ConocoPhillips cuts dividend, posts $3.5 billion loss

HOUSTON - ConocoPhillips, the No. 3 U.S. oil company, announced a quarterly loss on Thursday and said it is cutting its shareholder dividend by two thirds, finally running out of tricks to protect the payout as it braces for a long downturn.

The Houston oil producer said it lost $3.5 billion, or $2.78 a share, in the fourth quarter, down from its net loss of $39 million, or 3 cents a share, in the same period the year before. Its revenues sank 42 percent to $6.8 billion.

While we don't know how far commodity prices will fall, or the duration of the downturn, we believe it's prudent to plan for lower prices for a longer period of time, ConocoPhillips CEO Ryan Lance said in a written statement.

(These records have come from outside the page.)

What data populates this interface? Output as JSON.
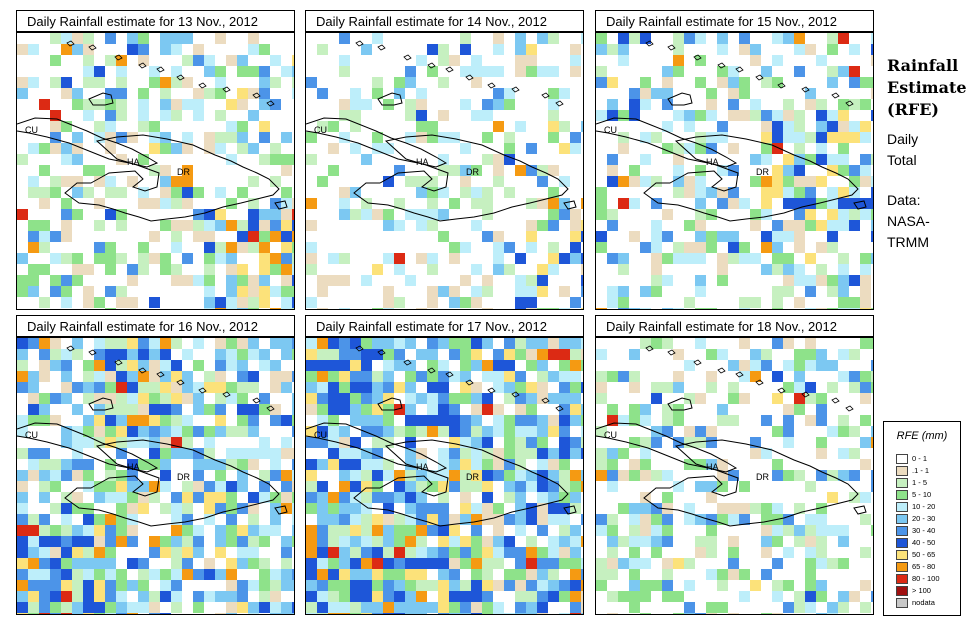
{
  "panels": [
    {
      "title": "Daily Rainfall estimate for  13 Nov., 2012",
      "seed": 13,
      "rain": {
        "light": 0.38,
        "med": 0.12,
        "heavy": 0.04
      }
    },
    {
      "title": "Daily Rainfall estimate for  14 Nov., 2012",
      "seed": 14,
      "rain": {
        "light": 0.28,
        "med": 0.08,
        "heavy": 0.02
      }
    },
    {
      "title": "Daily Rainfall estimate for  15 Nov., 2012",
      "seed": 15,
      "rain": {
        "light": 0.4,
        "med": 0.14,
        "heavy": 0.03
      }
    },
    {
      "title": "Daily Rainfall estimate for  16 Nov., 2012",
      "seed": 16,
      "rain": {
        "light": 0.62,
        "med": 0.34,
        "heavy": 0.1
      }
    },
    {
      "title": "Daily Rainfall estimate for  17 Nov., 2012",
      "seed": 17,
      "rain": {
        "light": 0.66,
        "med": 0.36,
        "heavy": 0.08
      }
    },
    {
      "title": "Daily Rainfall estimate for  18 Nov., 2012",
      "seed": 18,
      "rain": {
        "light": 0.4,
        "med": 0.12,
        "heavy": 0.02
      }
    }
  ],
  "country_labels": {
    "cu": "CU",
    "ha": "HA",
    "dr": "DR"
  },
  "side_panel": {
    "title_lines": [
      "Rainfall",
      "Estimate",
      "(RFE)"
    ],
    "subtitle_lines": [
      "Daily",
      "Total"
    ],
    "source_lines": [
      "Data:",
      "NASA-",
      "TRMM"
    ]
  },
  "legend": {
    "title": "RFE (mm)",
    "items": [
      {
        "label": "0 - 1",
        "color": "#ffffff"
      },
      {
        "label": ".1 - 1",
        "color": "#ecdcc0"
      },
      {
        "label": "1 - 5",
        "color": "#c6f0c0"
      },
      {
        "label": "5 - 10",
        "color": "#8ee28a"
      },
      {
        "label": "10 - 20",
        "color": "#bdeefa"
      },
      {
        "label": "20 - 30",
        "color": "#7cc8f2"
      },
      {
        "label": "30 - 40",
        "color": "#4c94e8"
      },
      {
        "label": "40 - 50",
        "color": "#1e56d8"
      },
      {
        "label": "50 - 65",
        "color": "#fce27a"
      },
      {
        "label": "65 - 80",
        "color": "#f59a12"
      },
      {
        "label": "80 - 100",
        "color": "#dc2a14"
      },
      {
        "label": "> 100",
        "color": "#a01010"
      },
      {
        "label": "nodata",
        "color": "#c8c8c8"
      }
    ]
  }
}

It lowered its 2016 capital spending guidance 16 percent to $6.4 billion as it reduces activity in U.S. shale plays, even as its crude production remains flat for the year. It also said it will cut its expectations for operating costs 9 percent to $7 billion.

The dividend will be reduced from 74 cents a share to 25 cents a share, its first reduction in years. Even after ConocoPhillips spun off its refining business into Phillips 66 three years ago, it kept its dividend at the same level, giving shareholders a higher dividend yield than even its biggest oil-company rivals.

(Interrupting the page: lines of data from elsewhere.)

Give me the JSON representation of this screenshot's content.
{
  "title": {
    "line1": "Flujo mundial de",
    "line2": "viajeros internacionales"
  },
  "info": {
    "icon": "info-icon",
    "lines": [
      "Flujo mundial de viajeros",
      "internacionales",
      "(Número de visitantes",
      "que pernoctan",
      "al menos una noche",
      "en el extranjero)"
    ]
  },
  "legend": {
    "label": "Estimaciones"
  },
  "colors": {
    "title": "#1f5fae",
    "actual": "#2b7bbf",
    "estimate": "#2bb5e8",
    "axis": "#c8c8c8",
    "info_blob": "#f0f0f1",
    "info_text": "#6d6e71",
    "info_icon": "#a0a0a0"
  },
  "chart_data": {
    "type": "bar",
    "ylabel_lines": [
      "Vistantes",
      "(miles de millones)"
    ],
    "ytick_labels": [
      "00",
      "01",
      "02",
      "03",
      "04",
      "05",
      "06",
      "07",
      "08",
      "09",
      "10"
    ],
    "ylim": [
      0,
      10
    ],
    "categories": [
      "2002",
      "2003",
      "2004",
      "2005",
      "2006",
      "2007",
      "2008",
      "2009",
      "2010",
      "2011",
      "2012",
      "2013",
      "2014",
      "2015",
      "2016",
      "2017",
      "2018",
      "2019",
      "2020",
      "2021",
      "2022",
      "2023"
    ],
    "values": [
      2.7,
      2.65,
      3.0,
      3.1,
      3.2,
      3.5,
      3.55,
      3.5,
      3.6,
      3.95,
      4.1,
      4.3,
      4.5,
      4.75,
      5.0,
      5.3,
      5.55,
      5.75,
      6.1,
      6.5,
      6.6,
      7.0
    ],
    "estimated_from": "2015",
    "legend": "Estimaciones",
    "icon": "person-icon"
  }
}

Houston investment bank Tudor, Pickering, Holt & Co. said ConocoPhillips' dividend yield dropped from 7.7 percent to 2.6 percent on Thursday, trailing the 5-year average of 4.5 percent.

But it is now in line with large independent producers that Tudor Pickering covers, the investment bank said.

In the fourth quarter, the firm wrote down the value of its oil properties and exploration assets by $2.2 billion. It also took a restructuring chargeĀ  typically related to severance costs of $55 million.